Los mandados debían hacerse en tiempo y a la perfección. Había que tener mucho cuidado con demorarse, olvidarse de algo, perder el vuelto, o traer vuelto de menos. Para eso estaban las matemáticas. Los viejos, o el abuelo, que fue mi caso, se preocupaban porque aprendiéramos a resolver rápido las cuentas, no sólo para andar bien en la escuela, sino también para que no nos cobraran de más ni de menos, a la hora de comprar.
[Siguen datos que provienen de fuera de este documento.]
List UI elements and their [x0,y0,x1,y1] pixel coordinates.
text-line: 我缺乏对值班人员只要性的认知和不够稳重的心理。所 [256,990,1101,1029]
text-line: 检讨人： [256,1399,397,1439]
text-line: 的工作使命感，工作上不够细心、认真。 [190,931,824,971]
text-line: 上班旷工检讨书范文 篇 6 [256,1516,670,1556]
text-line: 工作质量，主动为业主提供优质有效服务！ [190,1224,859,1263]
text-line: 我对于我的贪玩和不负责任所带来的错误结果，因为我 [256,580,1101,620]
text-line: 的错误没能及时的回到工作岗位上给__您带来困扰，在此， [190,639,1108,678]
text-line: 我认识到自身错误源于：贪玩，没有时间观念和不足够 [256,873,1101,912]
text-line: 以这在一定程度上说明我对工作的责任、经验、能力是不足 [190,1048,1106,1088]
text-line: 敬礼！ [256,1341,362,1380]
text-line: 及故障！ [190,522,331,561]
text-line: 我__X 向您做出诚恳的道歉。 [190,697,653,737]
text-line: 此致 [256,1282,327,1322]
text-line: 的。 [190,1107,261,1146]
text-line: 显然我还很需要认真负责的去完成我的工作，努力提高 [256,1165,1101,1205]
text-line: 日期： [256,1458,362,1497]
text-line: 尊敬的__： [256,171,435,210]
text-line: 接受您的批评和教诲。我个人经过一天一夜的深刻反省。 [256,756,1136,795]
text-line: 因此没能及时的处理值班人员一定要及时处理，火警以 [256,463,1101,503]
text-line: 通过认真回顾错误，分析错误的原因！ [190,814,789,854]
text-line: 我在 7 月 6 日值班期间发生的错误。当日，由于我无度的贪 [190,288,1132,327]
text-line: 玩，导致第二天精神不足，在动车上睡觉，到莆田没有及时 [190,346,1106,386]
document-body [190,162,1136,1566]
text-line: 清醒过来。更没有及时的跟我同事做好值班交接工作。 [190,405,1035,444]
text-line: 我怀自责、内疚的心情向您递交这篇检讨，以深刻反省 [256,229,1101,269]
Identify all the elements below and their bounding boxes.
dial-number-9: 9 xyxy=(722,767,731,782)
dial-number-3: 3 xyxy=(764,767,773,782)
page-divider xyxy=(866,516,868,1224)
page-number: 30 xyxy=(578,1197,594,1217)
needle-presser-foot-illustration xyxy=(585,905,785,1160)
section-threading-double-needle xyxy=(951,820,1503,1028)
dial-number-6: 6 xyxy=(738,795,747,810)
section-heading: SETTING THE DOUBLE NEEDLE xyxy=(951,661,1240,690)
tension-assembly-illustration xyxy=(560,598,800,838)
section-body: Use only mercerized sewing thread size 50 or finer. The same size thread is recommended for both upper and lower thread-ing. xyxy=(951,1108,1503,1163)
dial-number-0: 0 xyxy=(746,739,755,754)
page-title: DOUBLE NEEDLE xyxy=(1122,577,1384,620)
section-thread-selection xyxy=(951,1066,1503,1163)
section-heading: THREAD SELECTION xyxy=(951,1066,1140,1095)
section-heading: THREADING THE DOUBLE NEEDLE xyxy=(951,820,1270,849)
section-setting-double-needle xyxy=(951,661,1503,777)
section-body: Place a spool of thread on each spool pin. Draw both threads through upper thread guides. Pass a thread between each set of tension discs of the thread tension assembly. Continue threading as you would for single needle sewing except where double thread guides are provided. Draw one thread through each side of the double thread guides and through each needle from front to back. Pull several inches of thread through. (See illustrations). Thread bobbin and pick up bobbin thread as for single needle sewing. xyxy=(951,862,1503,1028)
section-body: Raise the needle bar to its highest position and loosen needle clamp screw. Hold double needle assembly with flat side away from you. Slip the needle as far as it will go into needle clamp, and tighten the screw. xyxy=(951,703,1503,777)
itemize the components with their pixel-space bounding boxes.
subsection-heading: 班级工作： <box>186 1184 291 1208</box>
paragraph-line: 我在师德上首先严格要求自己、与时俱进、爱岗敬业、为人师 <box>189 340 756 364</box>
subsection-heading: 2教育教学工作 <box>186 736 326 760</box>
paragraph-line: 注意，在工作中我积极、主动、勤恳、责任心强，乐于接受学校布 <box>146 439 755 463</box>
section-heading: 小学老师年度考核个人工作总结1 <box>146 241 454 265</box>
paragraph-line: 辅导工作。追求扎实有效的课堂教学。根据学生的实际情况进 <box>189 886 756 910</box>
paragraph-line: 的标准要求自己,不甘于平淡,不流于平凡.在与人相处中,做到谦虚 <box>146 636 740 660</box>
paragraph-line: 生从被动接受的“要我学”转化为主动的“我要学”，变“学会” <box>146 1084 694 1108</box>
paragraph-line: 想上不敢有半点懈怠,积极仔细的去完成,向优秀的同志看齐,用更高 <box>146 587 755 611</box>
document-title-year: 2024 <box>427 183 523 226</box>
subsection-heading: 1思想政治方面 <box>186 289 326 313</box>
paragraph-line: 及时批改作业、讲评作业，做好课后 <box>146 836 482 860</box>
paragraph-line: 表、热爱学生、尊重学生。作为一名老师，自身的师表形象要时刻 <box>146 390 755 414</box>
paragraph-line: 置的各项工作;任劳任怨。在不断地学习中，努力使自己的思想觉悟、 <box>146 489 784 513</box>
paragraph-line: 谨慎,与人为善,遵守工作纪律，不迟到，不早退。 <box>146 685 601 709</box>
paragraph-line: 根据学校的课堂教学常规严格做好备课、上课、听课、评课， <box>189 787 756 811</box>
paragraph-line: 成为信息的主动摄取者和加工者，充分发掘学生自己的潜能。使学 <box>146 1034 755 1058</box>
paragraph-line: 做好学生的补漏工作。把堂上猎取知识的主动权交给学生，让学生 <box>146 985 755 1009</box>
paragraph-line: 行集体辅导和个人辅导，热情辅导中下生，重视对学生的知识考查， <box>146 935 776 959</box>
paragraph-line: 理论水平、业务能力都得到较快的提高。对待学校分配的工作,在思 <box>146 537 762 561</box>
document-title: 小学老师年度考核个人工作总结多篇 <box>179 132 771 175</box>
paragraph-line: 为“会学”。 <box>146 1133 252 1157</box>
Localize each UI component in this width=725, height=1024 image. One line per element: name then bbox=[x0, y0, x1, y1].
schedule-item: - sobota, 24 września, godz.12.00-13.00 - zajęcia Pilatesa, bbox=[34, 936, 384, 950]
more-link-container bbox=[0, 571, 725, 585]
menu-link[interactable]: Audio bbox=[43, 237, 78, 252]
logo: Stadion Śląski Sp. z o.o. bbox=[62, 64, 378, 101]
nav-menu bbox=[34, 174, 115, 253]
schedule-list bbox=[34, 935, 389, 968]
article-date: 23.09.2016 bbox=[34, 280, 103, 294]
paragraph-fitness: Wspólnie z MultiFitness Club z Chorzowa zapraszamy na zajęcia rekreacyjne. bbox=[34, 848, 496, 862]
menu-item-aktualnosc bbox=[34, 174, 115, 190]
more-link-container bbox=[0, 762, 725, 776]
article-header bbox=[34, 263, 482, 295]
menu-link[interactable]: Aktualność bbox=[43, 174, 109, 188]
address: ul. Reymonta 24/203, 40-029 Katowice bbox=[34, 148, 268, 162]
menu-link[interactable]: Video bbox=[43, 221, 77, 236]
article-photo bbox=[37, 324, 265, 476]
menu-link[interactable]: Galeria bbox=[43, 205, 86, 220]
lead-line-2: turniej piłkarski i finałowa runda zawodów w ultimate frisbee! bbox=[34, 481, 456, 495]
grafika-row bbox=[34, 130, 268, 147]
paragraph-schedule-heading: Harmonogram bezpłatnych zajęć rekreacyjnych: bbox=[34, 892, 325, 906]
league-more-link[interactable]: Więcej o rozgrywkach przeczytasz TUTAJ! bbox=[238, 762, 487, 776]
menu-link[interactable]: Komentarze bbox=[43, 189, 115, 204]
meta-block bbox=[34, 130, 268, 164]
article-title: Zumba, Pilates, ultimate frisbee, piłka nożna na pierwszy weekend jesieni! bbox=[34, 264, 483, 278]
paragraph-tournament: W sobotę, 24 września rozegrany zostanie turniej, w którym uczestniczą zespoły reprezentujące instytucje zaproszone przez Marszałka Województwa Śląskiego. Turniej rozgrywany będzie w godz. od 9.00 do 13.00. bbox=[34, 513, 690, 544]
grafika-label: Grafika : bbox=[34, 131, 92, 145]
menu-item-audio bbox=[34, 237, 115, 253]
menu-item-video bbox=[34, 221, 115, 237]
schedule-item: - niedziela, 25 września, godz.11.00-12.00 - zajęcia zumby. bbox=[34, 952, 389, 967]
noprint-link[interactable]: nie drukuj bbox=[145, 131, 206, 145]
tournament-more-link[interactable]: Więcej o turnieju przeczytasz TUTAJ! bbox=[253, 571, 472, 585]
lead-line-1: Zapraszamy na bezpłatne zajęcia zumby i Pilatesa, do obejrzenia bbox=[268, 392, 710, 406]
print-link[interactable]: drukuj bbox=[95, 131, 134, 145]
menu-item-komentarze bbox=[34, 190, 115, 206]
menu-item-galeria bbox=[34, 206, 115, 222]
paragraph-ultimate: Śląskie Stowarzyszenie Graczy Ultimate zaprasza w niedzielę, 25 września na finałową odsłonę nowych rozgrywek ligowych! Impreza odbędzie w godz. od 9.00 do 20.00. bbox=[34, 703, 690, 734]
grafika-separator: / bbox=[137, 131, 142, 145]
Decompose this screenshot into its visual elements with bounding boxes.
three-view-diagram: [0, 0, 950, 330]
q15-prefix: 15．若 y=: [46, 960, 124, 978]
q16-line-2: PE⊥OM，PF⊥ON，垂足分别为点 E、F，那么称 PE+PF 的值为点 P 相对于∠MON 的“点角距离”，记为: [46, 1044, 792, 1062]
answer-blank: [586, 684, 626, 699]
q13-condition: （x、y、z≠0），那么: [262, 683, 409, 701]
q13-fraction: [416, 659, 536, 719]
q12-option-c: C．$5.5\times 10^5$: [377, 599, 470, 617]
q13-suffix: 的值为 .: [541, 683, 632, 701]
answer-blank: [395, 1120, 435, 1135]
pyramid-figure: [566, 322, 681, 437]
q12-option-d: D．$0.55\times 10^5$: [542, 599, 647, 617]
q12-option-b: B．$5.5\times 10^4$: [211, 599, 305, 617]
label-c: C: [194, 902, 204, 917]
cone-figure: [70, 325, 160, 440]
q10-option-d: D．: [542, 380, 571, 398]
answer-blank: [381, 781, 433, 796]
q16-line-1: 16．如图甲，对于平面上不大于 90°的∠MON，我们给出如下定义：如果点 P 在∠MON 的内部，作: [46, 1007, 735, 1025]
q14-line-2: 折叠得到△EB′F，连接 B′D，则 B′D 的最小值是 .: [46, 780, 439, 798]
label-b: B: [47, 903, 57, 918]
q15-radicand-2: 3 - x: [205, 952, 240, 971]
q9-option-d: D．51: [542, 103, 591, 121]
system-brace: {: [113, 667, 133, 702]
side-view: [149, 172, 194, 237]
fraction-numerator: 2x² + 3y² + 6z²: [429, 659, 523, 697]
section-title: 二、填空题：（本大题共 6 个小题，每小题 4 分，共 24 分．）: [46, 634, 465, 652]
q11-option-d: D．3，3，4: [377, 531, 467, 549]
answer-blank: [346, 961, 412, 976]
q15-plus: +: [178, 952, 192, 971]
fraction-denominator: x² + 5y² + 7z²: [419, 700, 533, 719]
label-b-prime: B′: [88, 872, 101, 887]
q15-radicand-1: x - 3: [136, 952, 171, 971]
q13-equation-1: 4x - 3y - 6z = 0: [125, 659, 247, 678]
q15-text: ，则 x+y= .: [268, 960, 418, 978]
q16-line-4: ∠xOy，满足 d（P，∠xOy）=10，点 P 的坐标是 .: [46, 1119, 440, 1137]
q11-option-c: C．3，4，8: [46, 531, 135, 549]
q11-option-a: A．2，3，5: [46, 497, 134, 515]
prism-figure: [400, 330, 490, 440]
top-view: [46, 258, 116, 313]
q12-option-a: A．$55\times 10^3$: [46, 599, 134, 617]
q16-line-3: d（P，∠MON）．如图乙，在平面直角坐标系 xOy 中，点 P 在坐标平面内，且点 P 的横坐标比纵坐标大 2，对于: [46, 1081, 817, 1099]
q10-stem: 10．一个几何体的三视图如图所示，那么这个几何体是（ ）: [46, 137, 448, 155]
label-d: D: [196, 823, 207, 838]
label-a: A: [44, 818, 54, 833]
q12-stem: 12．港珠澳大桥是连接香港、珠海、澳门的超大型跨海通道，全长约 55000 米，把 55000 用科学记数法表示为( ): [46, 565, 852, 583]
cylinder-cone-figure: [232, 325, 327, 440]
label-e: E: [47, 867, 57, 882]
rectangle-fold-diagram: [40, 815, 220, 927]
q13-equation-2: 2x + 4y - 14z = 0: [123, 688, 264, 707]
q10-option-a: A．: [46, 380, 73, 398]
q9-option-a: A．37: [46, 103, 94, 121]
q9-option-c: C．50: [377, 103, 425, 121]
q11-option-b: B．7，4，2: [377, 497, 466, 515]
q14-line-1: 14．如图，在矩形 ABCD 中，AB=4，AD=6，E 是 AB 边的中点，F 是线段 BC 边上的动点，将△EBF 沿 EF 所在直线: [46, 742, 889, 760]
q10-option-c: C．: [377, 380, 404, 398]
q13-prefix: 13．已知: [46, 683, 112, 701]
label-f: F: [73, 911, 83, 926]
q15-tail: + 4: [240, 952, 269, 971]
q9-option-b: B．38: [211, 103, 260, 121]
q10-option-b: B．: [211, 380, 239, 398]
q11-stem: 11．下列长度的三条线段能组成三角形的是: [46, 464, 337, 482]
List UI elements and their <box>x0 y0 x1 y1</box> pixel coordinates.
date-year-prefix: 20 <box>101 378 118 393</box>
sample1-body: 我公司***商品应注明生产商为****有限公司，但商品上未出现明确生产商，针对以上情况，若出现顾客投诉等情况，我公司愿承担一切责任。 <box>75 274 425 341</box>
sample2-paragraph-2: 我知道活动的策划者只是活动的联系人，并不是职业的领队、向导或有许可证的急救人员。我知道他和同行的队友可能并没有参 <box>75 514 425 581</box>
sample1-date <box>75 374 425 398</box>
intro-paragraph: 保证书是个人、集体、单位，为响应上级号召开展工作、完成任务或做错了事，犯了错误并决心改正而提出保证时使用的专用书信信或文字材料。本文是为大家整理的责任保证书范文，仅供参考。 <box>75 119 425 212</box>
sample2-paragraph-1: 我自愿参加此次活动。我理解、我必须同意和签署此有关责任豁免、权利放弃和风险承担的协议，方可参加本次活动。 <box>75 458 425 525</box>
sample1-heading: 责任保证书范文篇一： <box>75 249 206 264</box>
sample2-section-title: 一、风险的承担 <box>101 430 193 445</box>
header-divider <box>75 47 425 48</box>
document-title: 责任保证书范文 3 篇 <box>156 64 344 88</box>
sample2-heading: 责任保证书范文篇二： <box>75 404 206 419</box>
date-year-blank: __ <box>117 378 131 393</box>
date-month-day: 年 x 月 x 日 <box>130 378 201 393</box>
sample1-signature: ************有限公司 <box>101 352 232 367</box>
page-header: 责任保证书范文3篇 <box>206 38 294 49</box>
Y en cuanto a la demora, el padre de uno "escupía en la tierra y amonestaba: mejor que pegués la vuelta antes de que se seque". Volviendo al que me contó el drama que vivían, porque al papá, a veces se pasaba de copas, debo decir que viví un momento de esos en que la atención se sublima, y se tensa la cuerda de la empatía y la comprensión. Me lo contó como sacándose un entripado. "¡Andá a buscar a tu padre que ya sabés donde debe estar!", decía mi madre. Y ahí me iba, corriendo hasta el bar Egidio y me lo traía a mi viejo. El tema era cuando agarraba la bicicleta y se venía por la Cereceto, meta gambetas, y yo corriendo al lado, para que no le pasara nada. Lo importante, no era tanto sacarlo del bar, como que estuviera en la cabecera de la mesa a la hora de comer. No se comía hasta que el jefe de familia se sentaba. Otra enseñanza.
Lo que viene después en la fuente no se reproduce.